Marxist philosophy can provide insights and potential solutions to the problem of ASUU strikes in Nigeria by addressing the underlying issues of inequality, exploitation, and the commodification of education. Here are a few ways in which Marxist philosophy can contribute to solving this problem:
1. Addressing economic inequality: Marxist philosophy emphasizes the need for a more equitable distribution of wealth and resources. In the context of ASUU strikes, this means advocating for fair wages and better working conditions for university staff, which can help reduce the frequency and duration of strikes.
2. Challenging privatization and commodification of education: Marxist philosophy critiques the capitalist system's tendency to turn education into a commodity, where access is determined by one's ability to pay. By highlighting the importance of education as a public good, Marxist philosophy can support efforts to increase public funding for universities and reduce the reliance on tuition fees, thereby reducing the likelihood of strikes.
3. Promoting collective action and solidarity: Marxist philosophy emphasizes the power of collective action and solidarity among workers. By encouraging university staff, students, and other stakeholders to unite and advocate for their rights together, Marxist philosophy can help strengthen the ASUU's bargaining power and lead to more effective negotiations, potentially reducing the need for strikes.
4. Addressing systemic issues: Marxist philosophy encourages a critical analysis of the underlying systemic issues that contribute to the ASUU strikes, such as corruption, mismanagement, and lack of accountability.
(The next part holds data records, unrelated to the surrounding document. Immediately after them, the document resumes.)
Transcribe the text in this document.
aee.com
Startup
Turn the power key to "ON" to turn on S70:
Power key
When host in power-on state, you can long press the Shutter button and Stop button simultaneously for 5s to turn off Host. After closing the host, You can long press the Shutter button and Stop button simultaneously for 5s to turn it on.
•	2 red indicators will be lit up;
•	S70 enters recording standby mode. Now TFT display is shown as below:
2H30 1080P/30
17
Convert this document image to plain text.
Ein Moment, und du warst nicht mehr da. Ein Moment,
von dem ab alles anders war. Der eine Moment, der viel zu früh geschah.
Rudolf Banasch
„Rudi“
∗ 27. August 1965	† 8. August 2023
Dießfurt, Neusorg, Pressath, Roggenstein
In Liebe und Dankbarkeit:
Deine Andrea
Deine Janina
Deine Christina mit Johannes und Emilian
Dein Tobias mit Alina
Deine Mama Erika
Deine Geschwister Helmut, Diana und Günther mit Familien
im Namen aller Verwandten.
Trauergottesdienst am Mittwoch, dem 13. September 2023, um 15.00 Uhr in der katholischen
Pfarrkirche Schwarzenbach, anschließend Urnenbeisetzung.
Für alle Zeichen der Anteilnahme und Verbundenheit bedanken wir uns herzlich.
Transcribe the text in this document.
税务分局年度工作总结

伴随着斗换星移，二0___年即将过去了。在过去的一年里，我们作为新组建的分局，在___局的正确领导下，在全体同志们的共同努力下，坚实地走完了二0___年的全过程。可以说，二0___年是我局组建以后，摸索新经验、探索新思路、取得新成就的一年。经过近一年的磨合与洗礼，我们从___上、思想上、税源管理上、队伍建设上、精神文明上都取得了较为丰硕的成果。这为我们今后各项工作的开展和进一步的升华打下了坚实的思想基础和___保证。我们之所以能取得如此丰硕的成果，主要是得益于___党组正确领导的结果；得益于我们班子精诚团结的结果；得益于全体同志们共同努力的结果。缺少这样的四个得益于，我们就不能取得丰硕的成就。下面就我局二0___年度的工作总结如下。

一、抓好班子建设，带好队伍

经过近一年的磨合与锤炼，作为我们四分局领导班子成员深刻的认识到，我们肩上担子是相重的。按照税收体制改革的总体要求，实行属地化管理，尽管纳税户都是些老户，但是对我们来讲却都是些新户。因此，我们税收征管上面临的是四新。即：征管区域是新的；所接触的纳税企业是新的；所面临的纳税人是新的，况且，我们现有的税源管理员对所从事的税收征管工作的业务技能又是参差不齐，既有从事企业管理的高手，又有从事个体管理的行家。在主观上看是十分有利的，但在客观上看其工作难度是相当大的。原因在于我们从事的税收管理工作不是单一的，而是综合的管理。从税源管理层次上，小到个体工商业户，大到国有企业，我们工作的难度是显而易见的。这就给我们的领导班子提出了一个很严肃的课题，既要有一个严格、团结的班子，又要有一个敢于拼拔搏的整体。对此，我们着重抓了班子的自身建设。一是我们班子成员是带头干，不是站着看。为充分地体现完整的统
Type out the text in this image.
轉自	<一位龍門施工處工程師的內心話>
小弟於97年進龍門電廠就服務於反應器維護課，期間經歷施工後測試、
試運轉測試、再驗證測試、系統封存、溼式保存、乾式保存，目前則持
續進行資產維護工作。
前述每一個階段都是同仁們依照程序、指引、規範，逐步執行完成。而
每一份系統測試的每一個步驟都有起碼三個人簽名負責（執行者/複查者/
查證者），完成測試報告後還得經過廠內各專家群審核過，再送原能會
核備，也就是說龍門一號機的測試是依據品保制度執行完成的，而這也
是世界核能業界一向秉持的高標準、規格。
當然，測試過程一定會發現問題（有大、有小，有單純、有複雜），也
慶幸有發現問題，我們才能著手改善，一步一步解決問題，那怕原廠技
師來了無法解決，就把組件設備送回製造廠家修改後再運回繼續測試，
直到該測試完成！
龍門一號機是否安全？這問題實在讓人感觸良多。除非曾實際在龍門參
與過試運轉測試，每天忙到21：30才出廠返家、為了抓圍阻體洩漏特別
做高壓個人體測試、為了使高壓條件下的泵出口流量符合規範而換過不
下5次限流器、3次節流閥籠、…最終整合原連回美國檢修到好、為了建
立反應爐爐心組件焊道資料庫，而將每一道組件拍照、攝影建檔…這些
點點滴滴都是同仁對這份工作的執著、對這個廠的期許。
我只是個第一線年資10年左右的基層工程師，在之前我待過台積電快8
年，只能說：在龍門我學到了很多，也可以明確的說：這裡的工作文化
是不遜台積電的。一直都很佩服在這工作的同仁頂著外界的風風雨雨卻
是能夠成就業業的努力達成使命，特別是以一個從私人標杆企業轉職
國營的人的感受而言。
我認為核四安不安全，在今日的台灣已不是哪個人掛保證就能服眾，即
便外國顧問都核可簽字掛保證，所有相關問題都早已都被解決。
By identifying and addressing these root causes, Marxist philosophy can contribute to long-term solutions that go beyond temporary agreements and address the structural problems within the Nigerian education system.
It is important to note that while Marxist philosophy can provide valuable insights, it is not a comprehensive solution on its own. Solving the ASUU strike issue requires a multi-faceted approach that involves dialogue, negotiation, policy reforms, and addressing the specific context and challenges within the Nigerian education system.